Once you know what type of data you want to collect, you need to consider how to ingest and manage the data to prepare it for your business users to leverage. In a modern data architecture, there are three base frameworks to store the data; raw, sandbox, and normalized. The first layer of data ingestion for an analytics environment is the raw framework. Any data required for analytics are pulled from the sources systems as is, directly to the raw framework. The raw data stores data that is structured, unstructured, or streaming without additional cleansing or transformations. This framework becomes the single source of data. The next layer in the framework stores the sandbox environment. In this environment, you take data from the raw framework and transform it into usable information for your users. This could include applying mappings or creating aggregations to summarize data.
In addition to having a strong framework to store the various formats of data, you should create the appropriate personas for your organization
Data in this environment is not for full production use. It should be used to test out new data structures, mash-ups and data sources. Limit the use of this environment to your data scientists or analysts that need immediate access to data, however, they understand the data quality may be suspect. In the normalized framework, you store data in the best manner to allow your users to access the data. Data in this framework is cleaned and readily available for anyone in the organization to leverage. Access to the data could be through structured database tables, data warehouses, and flattened tables, in addition to API calls to unstructured or streaming data. Reporting and analytics tools connect to this data to supply a single source or truth to the enterprise.
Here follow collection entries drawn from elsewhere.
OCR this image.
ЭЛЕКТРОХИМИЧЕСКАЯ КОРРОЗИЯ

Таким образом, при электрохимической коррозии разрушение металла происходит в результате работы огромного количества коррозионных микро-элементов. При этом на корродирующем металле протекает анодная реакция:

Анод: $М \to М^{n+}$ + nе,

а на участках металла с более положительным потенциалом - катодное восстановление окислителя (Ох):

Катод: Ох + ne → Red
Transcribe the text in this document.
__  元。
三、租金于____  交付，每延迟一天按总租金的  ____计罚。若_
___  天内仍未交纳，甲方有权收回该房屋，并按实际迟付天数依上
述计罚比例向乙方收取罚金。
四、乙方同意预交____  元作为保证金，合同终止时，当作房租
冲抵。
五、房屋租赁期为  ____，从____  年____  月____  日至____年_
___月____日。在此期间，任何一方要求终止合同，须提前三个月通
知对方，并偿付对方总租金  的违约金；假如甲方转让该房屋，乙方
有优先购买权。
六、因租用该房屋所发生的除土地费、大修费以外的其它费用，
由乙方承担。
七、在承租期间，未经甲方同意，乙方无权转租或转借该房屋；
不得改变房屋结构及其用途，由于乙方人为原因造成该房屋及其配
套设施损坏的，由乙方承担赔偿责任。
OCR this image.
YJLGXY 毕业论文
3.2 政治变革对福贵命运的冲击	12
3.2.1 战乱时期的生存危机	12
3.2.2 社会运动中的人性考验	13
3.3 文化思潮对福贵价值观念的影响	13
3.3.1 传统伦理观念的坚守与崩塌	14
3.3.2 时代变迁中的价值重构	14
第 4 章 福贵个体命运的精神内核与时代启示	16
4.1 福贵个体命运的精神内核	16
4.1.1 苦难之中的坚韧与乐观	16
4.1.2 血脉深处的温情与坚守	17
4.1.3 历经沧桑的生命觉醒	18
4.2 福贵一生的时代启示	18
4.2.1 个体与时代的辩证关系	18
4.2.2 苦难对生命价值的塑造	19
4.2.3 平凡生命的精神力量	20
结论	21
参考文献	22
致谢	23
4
In addition to having a strong framework to store the various formats of data, you should create the appropriate personas for your organization. A persona represents a cluster of your user base and documents how each persona prefers to interact with data and reporting tools. For example, most organizations have a set of users that want to interact with their data through email or canned reports; you could call this group Casual Report Users. They do not want to click on links and change parameters to get to their required data. Other examples of core personas to consider are Business Analyst.
Analytics Consumer and Data Scientists
While some of these may be role titles also, you can create personas for each that clearly define the interactions and necessary access to the data. In addition, you should define the data quality and data frequency for each persona. A Data Scientists persona may need direct access to the raw framework in an ad-hoc manner. A Business Analyst persona may need to access the cleansed and well formatted normalized framework that can run reports or ad-hoc queries. Taking the time to clearly define personas will enable you to provide the appropriate level and types of access that your users require. It also allows your IT function to build for a finite number of user types and know exactly what are the agreed upon data requirements across the organization.
Having built out the production big data environment along with the proper frameworks and personas, it will enable you to create better data analytics over using your legacy data environment. With this big data environment set up, you will achieve faster delivery of analytics. Users will know where to access the data and the best way for them to access the data based on the personas. Also, users will have access to more data of all types structured, unstructured or streaming. Predictive analytics can be created more quickly because the data required in located in a single environment. Data Scientist will spend less time searching source systems for the data they require. Finally, you can build out a consolidated 360-degree view of the customer. Data from all parts of the frameworks can be pulled into a single view of your customer and customer experiences.
Building out modern big data architecture to achieve data analytics can be done systematically. Start by understanding the types of data you need to ingest along with the personas that will access the data. Finally, use the data to create predictive analytics, reporting, and data analysis that helps you improve your organization’s actionable insights.